A Paris-based media rights group says the deputy editor of a Chinese newspaper has been fired for writing an editorial about Tibet.
Reporters Without Borders says Chang Ping was fired unfairly after writing editorials about Tibetan protests for the Nanfang Dushi Bao (Southern Metropolis Weekly) newspaper.
The group says Chang Ping's removal shows that Chinese media are only allowed to present views that support repression in Tibet.
Chang Ping has been criticized in Internet chatrooms by nationalists, and praised by supporters of free speech.
In an April editorial, Chang asked whether Chinese media would be allowed to discuss the Tibet issue more openly.
Official Chinese media coverage of the Tibetan protests continues to accuse the Dalai Lama and Tibetan exiles of orchestrating separatist protests and violence.
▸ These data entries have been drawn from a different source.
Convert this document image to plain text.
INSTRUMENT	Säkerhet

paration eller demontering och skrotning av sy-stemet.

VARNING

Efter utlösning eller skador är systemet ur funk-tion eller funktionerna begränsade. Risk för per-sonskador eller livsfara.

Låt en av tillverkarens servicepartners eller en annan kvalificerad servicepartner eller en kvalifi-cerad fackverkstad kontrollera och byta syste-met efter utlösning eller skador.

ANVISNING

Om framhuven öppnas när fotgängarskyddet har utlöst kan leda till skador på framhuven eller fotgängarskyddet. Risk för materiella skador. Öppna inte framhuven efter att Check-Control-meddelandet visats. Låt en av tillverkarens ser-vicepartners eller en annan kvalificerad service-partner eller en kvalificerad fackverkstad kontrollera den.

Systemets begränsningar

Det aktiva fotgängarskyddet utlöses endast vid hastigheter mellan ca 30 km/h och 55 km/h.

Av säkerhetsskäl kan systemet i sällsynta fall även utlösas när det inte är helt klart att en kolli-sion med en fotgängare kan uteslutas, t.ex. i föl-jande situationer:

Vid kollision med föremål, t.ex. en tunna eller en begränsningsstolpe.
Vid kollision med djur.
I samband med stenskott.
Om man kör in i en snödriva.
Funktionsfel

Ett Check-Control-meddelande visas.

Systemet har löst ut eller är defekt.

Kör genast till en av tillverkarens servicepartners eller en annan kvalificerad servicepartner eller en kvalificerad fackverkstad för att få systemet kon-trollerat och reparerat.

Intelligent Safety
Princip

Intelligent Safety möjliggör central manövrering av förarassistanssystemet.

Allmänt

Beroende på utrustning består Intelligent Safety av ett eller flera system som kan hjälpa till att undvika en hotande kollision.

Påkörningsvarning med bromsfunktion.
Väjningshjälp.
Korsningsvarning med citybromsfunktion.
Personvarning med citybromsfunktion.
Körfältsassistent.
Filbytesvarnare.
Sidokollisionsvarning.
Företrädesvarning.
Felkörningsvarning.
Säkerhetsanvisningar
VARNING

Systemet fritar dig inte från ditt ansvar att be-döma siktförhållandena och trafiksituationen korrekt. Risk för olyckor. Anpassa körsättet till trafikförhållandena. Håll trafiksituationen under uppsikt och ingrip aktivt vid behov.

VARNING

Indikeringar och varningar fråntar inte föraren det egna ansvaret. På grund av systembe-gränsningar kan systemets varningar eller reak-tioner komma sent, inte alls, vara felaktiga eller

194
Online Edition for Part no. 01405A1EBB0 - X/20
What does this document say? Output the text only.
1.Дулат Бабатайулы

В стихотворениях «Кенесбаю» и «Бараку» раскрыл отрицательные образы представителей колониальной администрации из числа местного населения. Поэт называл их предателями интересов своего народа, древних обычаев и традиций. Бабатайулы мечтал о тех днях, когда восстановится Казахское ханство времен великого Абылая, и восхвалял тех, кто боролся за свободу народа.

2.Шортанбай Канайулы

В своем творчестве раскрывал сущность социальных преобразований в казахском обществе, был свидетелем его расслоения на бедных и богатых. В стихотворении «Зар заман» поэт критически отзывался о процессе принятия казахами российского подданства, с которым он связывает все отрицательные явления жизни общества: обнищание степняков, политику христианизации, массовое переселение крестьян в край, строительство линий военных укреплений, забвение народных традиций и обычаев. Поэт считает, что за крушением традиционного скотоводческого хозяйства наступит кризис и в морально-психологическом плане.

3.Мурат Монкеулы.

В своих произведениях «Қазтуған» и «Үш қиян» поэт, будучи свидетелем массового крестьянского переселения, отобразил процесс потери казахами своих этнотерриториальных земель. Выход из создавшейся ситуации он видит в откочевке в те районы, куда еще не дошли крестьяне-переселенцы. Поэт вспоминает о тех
On the day the Dalai Lama's envoys met officials from the Chinese Communist Party's United Front Work Department, Chinese media reported on an exhibit on Tibetan history sponsored by the department. The exhibit purportedly shows Tibet's backward, feudal society under the Dalai Lama and the region's progress after liberation and reform by Chinese Communists.
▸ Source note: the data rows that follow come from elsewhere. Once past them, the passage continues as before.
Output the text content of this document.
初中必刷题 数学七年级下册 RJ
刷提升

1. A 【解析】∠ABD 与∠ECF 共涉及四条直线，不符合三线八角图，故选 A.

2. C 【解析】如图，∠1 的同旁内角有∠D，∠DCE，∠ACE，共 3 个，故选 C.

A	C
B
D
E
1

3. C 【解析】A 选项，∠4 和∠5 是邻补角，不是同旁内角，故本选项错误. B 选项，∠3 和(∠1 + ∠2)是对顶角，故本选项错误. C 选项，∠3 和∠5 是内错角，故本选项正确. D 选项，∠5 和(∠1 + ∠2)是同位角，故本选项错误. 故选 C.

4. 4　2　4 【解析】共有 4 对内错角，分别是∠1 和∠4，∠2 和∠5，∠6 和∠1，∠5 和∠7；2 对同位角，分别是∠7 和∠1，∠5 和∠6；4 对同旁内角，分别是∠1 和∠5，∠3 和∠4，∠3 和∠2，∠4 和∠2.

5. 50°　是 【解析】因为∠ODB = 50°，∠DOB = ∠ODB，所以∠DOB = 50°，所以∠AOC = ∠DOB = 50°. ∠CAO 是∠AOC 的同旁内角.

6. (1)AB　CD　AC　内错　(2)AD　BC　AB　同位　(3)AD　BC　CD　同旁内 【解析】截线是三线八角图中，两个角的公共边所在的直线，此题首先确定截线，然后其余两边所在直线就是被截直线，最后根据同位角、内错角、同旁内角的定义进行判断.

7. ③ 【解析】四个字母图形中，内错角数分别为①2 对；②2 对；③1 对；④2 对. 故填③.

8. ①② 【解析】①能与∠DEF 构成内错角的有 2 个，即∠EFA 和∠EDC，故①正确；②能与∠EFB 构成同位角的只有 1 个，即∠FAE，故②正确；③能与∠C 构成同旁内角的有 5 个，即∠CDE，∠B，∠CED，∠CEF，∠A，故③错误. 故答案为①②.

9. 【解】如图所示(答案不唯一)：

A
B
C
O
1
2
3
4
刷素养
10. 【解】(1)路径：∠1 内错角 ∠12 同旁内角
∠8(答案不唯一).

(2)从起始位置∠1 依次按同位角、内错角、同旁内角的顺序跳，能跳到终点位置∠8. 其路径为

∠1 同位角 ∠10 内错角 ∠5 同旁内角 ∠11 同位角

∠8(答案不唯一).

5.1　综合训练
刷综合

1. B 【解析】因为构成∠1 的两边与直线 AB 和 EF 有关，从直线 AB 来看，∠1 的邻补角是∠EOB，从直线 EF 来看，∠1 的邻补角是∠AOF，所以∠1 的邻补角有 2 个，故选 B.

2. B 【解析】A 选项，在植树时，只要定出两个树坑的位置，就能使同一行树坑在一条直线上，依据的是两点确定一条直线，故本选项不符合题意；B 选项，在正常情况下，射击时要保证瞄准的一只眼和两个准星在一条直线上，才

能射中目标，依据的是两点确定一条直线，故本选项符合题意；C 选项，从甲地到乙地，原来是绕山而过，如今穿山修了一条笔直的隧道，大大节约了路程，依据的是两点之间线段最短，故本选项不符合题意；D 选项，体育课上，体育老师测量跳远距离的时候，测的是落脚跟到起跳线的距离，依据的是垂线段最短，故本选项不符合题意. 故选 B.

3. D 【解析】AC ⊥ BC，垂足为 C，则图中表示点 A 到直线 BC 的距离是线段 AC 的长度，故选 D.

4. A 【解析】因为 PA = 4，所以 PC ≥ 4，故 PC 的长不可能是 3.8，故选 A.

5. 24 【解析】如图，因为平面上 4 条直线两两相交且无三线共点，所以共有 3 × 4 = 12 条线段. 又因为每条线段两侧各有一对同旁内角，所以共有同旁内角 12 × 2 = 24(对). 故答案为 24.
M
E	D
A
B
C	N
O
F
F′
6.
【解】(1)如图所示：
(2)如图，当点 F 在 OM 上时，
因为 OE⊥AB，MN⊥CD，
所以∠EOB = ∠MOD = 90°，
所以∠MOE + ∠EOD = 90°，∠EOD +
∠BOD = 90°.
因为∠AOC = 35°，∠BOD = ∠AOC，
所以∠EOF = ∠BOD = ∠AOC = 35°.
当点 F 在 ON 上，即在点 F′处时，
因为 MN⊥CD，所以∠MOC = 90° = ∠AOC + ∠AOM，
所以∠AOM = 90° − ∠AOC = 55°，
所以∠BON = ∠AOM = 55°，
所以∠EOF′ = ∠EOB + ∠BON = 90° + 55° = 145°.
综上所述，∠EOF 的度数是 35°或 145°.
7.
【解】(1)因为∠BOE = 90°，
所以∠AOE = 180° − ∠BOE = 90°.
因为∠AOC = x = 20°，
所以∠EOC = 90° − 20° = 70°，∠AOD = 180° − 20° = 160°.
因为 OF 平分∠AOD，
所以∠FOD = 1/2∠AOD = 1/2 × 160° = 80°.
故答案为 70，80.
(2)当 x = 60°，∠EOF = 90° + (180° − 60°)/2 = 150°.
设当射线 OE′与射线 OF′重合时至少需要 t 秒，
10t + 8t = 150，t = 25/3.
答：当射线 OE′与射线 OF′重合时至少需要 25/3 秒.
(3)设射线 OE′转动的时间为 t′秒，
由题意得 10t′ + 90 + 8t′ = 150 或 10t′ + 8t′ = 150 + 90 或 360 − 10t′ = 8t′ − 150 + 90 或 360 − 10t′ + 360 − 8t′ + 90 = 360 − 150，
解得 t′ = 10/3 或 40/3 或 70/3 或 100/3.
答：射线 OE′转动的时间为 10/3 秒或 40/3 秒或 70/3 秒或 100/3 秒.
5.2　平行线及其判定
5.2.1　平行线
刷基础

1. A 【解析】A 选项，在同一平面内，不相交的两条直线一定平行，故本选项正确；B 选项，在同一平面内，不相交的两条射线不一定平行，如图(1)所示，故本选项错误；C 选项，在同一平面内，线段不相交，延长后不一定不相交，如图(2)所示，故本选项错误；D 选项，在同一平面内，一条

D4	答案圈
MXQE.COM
China has blocked foreign journalists from visiting areas of recent Tibetan unrest so that they might confirm conflicting reports from the Chinese government and Tibetan exiles. Two official media tours to Tibetan areas were disrupted by monks who contradicted the Chinese government's claims about the protests.
China says 18 civilians and one policeman died when protests turned violent on March 14. But the Tibetan government-in-exile says Chinese security forces killed more than 200 Tibetan protesters, many of them in Lhasa following the riot.